Questo gesto per molti segna l’inizio della giornata: entrare in un bar e ordinare cappuccino e cornetto. Vuol dire concedersi qualche minuto di pausa prima di affrontare impegni e scadenze. Un piccolo rituale che ci sembra rassicurante, quasi terapeutico. Siamo sicuri però che sia davvero una buona strategia nei periodi di forte stress? Secondo alcune evidenze scientifiche la risposta potrebbe non essere rassicurante. Quando attraversiamo delle fasi di pressione psicologica, il corpo attiva una serie di meccanismi fisiologici complessi. Aumenta la frequenza cardiaca, si alza la pressione e cambiano i livelli ormonali.

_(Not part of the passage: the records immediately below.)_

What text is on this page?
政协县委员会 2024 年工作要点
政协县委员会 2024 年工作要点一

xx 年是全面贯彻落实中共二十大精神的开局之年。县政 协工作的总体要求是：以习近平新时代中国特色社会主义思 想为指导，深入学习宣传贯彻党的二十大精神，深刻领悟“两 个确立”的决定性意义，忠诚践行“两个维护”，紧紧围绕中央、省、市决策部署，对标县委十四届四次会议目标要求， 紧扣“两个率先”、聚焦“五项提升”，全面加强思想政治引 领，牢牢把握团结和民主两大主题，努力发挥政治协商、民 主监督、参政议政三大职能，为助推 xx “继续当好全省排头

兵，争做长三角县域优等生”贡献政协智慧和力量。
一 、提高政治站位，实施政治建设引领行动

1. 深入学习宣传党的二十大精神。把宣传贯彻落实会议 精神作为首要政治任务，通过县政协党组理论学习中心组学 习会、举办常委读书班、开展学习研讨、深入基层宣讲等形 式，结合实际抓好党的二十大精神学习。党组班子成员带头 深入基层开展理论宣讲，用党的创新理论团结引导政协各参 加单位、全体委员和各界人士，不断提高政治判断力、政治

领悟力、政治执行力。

In questo contesto, quello che mangiamo può fare davvero la differenza? Gli esperti mettono in guardia soprattutto dal consumo di alimenti ricchi di grassi saturi proprio nei momenti di maggiore tensione. Qual è il motivo? Alcuni studi hanno rilevato che, in condizioni di forte stress, pasti ad alto contenuto di grassi possono influenzare in maniera negativa la funzione vascolare, ovvero la capacità dei vasi sanguigni di dilatarsi correttamente. Un aspetto tutt’altro che secondario per la salute cardiovascolare. Un cornetto burroso che sembra regalarci un momento di sollievo potrebbe non essere il miglior alleato quando il nostro organismo è sotto pressione.